Franny and Jim are celebrating their 35th wedding anniversary, while trying to recover from Jim’s affair with a much younger woman. Not only might it cost him his marriage, but it cost him his job. Sylvia has just graduated high school and is determined to lose her virginity before college (which is the plot of about 42 bad teen movies. There was also something involving getting drunk at a party and pictures on the internet.), Bobby is drowning in debt and his girlfriend, Carmen, feels like an outsider in this family. Franny’s best friend, Charles, and his husband Lawrence are anxiously awaiting news about a potential adoption. Stuff these people in a fancy house in Spain for two weeks, add a sexy, young Spanish tutor, and watch what happens.
I heard about this book on Twitter, from an author I really enjoy. Maybe that set my expectations too high for this book, or maybe being on vacation while reading about another vacation just isn’t smart. Whatever the reason, this book felt pretty flat to me. The characters seemed more like caricatures, a collection of tropes bundled together to create them. The scorned wife who sobs against the shoulder of her gay BFF; the shy, mousy daughter who is looking for a sexual awakening in the arms of a sexy, foreign man; the screw-up son who can’t keep his pants zipped. Of all the character, Lawrence felt the most well realized to me, and he had one of the smallest parts! His frustration with Charles’ relationship with these people, his suffering through this vacation because he loves his husband, came across more realistic than much of the rest of the book. The rest of it just lacked depth to me. I would have loved to see these characters fleshed out, explored, made to be interesting and memorable. There’s potential, just not the execution.

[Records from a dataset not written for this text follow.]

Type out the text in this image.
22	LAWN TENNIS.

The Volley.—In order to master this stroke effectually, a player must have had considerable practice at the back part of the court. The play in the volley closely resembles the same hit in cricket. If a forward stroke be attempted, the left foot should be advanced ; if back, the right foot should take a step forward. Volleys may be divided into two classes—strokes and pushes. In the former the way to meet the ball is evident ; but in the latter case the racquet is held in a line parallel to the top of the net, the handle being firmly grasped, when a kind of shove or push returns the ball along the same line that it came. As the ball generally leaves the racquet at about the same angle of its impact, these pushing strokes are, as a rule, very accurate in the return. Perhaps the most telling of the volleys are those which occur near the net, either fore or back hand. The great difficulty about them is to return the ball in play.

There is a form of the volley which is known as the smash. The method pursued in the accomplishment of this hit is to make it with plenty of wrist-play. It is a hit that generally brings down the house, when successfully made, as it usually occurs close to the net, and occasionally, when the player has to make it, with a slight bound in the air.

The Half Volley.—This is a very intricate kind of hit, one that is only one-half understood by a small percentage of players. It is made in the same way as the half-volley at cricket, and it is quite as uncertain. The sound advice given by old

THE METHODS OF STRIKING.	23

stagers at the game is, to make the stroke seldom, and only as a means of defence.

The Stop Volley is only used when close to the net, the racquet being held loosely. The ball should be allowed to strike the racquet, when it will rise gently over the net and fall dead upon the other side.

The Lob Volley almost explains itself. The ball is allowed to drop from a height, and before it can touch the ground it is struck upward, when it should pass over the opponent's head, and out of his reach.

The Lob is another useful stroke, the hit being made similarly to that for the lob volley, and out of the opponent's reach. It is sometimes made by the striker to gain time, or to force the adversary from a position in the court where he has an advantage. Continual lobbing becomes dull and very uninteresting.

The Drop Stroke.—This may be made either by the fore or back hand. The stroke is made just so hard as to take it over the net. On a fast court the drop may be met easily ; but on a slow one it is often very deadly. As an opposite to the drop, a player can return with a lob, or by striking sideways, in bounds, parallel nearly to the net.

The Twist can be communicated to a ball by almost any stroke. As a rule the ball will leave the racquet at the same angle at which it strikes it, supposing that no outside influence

The writing was good, the story was predictable, but entertaining enough to spend a few hours with. It’s not a long book, it’s the kind that’s perfect for a lazy summer afternoon. It’s not going to change your life or really even stick with you once you put it down (I had to look up the names of most of the main characters), so I would recommend this as a pick up from the library. It’s not the worst, but I’ve read a lot better.